Sentiment remains cautious (Fear & Greed = 25) but the news-flow is turning net-positive in the very short term: renewed spot-ETF inflows (+$1.42 B this week), a U.S. mortgage lender accepting BTC/ETH as collateral, no U.S.-government BTC sales, and several on-chain accumulation events (BitMine 20 k ETH withdrawal, corporate treasuries adding BTC). Macro headlines (BoA ‘sell’ signal, strong USD index) raise medium-term risk, yet they have had limited intraday impact because crypto is currently trading more on endogenous catalysts than on broad-risk correlations.

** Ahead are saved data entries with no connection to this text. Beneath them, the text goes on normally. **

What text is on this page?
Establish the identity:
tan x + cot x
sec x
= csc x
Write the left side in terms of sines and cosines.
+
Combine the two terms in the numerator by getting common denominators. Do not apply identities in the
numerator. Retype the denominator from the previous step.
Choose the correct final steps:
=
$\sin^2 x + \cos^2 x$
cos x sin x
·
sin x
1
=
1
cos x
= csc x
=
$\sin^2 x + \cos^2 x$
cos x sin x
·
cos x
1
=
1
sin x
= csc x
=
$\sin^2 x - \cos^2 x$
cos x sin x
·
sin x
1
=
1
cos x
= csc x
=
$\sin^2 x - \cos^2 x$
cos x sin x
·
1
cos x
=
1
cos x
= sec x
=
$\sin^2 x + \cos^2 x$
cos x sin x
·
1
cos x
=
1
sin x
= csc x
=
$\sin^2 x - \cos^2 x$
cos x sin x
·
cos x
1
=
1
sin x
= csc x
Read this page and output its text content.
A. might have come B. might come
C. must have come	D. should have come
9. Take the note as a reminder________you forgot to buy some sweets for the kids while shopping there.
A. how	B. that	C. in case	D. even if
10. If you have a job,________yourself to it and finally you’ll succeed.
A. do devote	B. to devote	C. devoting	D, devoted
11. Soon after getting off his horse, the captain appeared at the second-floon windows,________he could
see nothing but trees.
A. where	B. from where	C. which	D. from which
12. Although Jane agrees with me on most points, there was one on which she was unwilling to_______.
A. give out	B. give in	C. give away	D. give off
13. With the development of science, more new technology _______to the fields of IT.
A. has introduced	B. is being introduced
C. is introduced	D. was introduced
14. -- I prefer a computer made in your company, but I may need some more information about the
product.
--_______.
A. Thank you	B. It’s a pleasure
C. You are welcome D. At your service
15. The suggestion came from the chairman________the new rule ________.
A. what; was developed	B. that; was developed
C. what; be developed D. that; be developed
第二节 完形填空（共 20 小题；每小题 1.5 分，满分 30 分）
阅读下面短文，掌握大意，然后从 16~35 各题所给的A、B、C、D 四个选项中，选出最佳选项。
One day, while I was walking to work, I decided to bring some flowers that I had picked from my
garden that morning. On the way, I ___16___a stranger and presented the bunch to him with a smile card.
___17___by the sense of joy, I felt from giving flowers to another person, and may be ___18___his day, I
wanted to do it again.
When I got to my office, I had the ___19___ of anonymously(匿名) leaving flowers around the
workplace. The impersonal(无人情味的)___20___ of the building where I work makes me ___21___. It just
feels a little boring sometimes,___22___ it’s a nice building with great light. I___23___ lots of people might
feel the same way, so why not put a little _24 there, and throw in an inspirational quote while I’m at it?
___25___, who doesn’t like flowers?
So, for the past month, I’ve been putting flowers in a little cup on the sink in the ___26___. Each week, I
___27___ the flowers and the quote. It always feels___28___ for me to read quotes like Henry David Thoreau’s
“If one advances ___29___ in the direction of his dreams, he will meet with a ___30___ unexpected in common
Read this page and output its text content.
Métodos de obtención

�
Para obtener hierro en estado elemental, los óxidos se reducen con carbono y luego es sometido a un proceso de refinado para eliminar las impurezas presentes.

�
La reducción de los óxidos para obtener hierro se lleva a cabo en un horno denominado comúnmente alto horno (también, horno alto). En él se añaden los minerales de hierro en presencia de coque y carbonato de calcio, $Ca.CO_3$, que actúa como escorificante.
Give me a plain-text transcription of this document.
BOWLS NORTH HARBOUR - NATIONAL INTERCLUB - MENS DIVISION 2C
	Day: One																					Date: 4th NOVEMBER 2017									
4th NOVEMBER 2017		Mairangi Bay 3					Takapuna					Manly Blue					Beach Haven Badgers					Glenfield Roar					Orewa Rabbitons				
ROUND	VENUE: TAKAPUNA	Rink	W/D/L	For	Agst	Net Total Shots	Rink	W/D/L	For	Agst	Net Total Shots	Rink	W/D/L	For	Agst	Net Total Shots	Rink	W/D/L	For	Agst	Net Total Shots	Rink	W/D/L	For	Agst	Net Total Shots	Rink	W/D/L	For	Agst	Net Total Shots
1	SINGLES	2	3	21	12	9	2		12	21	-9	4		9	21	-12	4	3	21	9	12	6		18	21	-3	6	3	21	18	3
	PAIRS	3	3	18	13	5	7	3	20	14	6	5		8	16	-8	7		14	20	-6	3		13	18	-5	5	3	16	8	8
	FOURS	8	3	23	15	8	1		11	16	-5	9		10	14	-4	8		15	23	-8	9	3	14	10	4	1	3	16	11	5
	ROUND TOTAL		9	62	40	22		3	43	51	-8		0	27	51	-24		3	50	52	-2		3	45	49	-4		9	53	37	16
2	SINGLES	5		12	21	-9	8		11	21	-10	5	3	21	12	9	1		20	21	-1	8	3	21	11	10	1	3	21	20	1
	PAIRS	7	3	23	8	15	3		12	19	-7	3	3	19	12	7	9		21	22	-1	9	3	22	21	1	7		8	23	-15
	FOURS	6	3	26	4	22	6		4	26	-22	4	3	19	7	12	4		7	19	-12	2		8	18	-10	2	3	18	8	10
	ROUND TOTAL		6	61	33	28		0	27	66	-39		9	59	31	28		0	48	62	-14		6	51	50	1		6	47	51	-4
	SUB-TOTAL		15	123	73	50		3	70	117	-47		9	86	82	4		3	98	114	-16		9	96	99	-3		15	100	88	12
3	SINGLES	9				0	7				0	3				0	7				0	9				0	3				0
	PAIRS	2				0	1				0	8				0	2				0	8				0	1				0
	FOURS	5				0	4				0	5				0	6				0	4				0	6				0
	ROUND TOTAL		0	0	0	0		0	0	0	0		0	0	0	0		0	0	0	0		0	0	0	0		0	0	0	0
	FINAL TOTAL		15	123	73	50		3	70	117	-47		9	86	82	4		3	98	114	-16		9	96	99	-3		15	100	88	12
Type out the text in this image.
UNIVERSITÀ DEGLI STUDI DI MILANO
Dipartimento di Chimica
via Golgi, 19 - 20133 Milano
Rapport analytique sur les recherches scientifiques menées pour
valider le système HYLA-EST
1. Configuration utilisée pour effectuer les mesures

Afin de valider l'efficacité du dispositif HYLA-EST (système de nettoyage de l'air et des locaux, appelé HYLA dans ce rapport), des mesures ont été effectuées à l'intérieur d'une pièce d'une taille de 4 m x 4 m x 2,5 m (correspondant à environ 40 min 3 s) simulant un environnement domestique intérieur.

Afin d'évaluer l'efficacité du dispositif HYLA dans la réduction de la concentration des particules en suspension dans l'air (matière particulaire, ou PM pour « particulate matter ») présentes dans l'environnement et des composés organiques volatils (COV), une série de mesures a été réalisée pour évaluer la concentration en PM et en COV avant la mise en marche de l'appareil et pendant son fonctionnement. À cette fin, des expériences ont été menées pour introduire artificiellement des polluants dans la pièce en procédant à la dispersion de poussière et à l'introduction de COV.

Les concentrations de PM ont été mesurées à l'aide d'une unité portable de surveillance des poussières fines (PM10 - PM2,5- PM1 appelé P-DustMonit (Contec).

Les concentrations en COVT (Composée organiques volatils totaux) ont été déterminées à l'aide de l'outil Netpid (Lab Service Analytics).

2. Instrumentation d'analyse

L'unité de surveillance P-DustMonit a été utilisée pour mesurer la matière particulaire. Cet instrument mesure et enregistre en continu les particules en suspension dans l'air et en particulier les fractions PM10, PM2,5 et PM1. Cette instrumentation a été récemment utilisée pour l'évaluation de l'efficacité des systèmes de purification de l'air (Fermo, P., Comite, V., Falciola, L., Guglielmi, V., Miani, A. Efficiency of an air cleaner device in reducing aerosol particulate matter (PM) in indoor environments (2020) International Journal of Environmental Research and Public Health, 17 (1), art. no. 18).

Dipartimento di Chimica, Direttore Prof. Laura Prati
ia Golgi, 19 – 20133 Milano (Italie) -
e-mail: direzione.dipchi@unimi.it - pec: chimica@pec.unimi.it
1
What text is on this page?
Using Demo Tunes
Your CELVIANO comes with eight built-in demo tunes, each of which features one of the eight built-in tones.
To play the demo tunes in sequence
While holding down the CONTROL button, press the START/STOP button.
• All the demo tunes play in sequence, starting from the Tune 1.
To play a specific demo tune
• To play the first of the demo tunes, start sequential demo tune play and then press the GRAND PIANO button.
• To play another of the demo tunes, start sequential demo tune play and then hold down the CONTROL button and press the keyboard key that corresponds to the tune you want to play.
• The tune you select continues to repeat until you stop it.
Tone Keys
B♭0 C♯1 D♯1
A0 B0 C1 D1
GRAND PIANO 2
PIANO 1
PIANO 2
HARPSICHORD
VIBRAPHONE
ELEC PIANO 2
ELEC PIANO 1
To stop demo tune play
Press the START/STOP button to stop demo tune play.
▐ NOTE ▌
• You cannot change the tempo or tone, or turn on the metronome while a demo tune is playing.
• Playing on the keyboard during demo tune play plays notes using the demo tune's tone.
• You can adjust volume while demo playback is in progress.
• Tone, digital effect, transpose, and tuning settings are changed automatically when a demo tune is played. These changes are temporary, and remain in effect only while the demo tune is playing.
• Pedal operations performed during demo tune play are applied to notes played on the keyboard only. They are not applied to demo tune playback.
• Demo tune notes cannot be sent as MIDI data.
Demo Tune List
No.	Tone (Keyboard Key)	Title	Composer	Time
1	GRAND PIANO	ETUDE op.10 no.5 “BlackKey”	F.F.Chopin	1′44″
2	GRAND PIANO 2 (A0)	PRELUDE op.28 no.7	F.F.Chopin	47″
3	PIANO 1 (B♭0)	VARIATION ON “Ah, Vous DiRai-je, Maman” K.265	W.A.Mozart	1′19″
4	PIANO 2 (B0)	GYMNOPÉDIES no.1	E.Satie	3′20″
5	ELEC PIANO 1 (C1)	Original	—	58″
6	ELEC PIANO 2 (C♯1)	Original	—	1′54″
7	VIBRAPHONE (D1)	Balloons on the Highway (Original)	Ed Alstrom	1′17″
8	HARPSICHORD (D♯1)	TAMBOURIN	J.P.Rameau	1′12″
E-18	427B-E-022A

Liquidity is thin going into the U.S. holiday weekend, making order-book imbalances more influential. The nearest visible clusters are BTC 95 k–94.8 k (bids) and 96 k–96.3 k (asks); ETH 3.28 k–3.26 k (bids) and 3.34 k–3.37 k (asks). Funding rates have normalised after Thursday’s flush, suggesting that forced long liquidations are largely finished.
Overall, the technical bias for the next five hours is a mild upward grind within the prevailing sideways channel, with the path of least resistance pointing toward the upper boundary of the current hourly range rather than a fresh breakdown.